In demonstrating that love, he explained, the church is called to engage with people where they are life: in families, including those where spouses practice different religious traditions, and in neighborhoods, the workplace, politics, and Christian and non-Christian religious communities.
"We can start building a presence and become agents of reconciliation," Tagle said.
He said in the years after Gaudium et Spes was promulgated, Catholic bishops in Asia began to meet regularly, leading to the formation of the Federation of Asian Catholic Bishops in the early 1970s. The bishops recognized their numbers were small -- around 3 percent -- and that necessitated respecting the various cultures that make up the world's largest continent.
The federation recognized that even if the church is a "tiny minority," it could not abandon its mission of evangelization and it did so by listening, especially to the poor and to young people, and by respecting the long-held values of the ancient Asian cultures, Tagle said.
"It's evangelization, that big word, happening through dialogue, but dialogue happens through human interaction, making the other person feel that he or she matters, that he or she in his or her culture matters. This is the main method of penetrating cultures, entering the heart, the mind of the human person," he said.
Poor people, including those are forced to migrate for economic reasons, refugees fleeing war, people who are trafficked for sex or labor, and street children are in particular need of people to listen to their stories, he said.
"It's part of the mission of the church in Asia to show the richness of the Gospel and its universal values of truth, values open to all human beings. That this should happen in human interactions for in Asian, part of the culture is the person," the cardinal said.
Tagle cited the actions of Pope Francis during his visit to the Philippines that demonstrated how Gaudium et Spes can be lived out through encounters with others when he blessed disabled people, visited street children living in an orphanage and listened to the stories of the survivors of Typhoon Haiyan.
"He was not just a teacher. He was a listener," Tagle said of the pope.

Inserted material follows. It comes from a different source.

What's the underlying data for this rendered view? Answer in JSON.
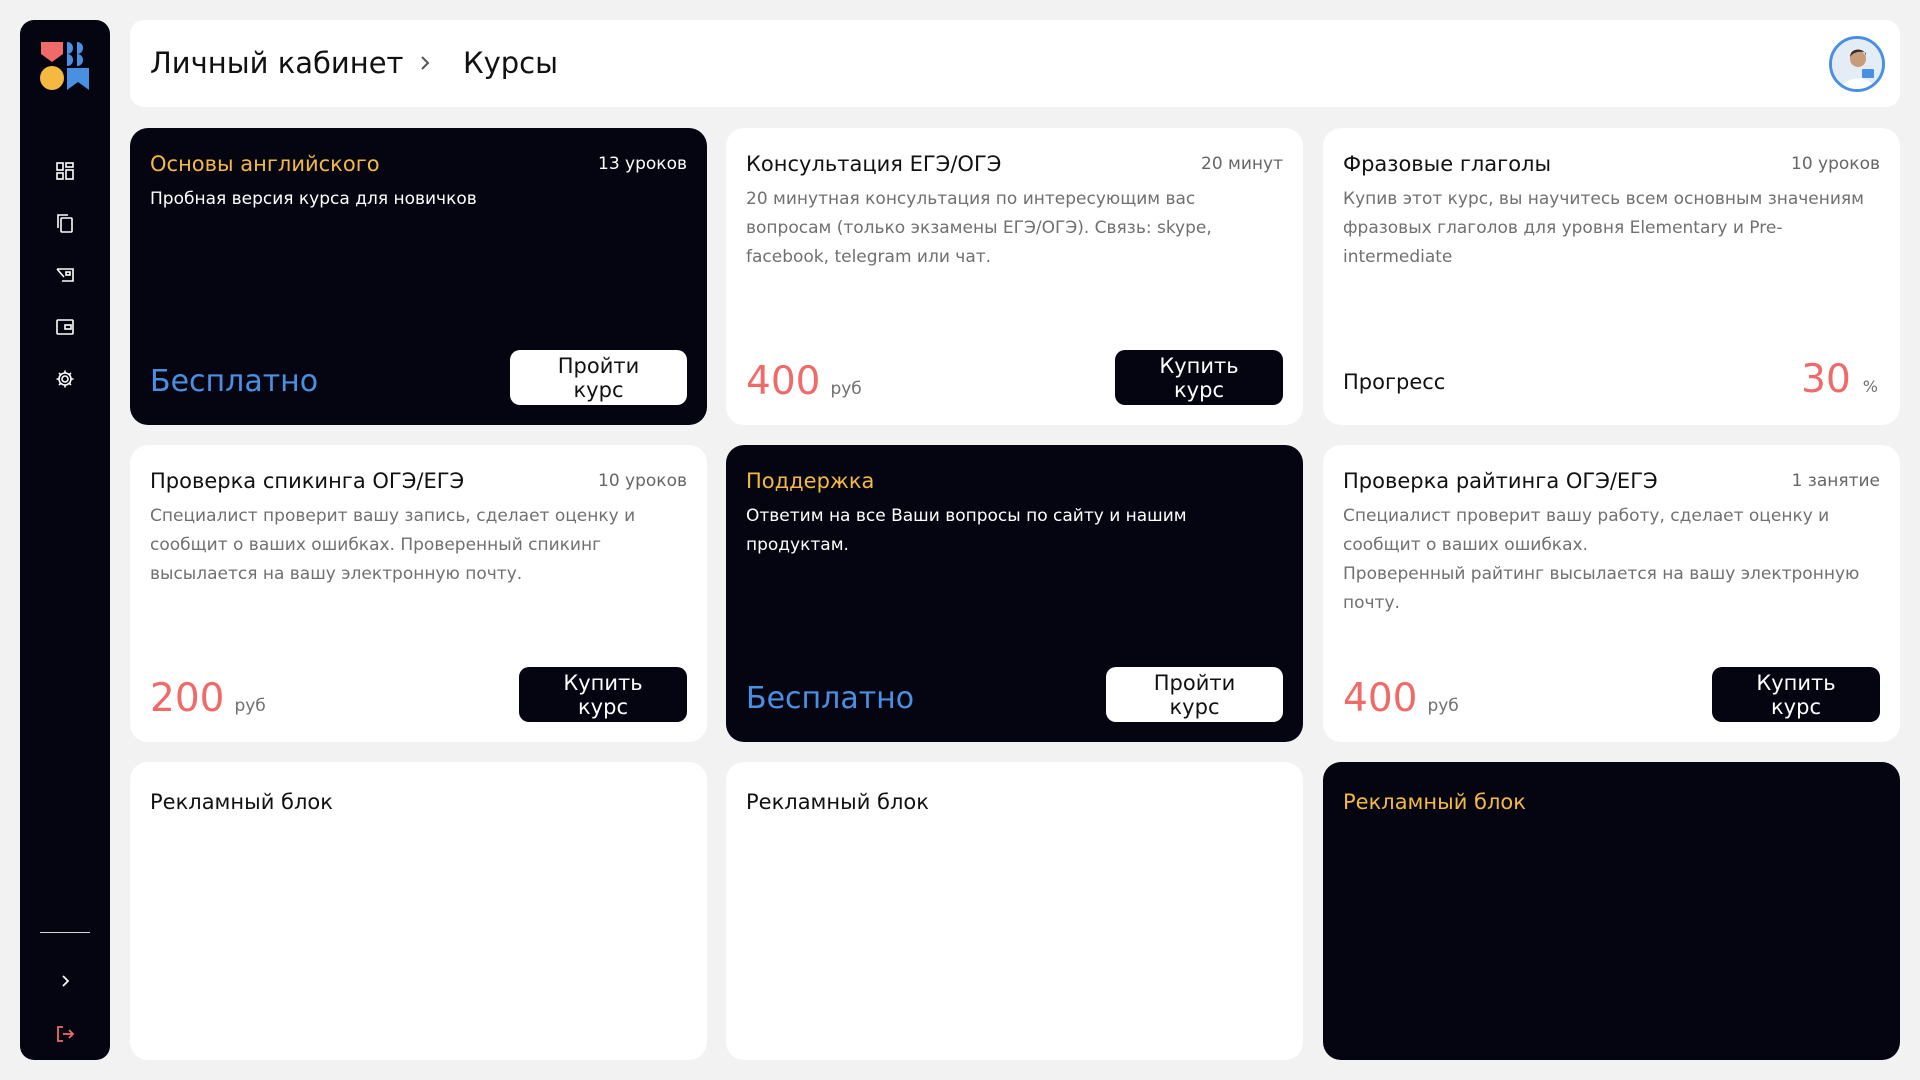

"We are called to be in solidarity with the suffering and the poor. An evangelizing moment comes when you encounter people, real people," he added.
Tagle's visit was a homecoming of sorts. He studied at The Catholic University of America in the late 1980s and early 1990s and holds a licentiate and doctorate in sacred theology from the school. He also received an honorary doctorate in 2014.
The lecture was sponsored by the school's School of Theology and Religious Studies. It is held annually in honor of Cardinal John F. Dearden, archbishop of Detroit, for his role in Vatican II.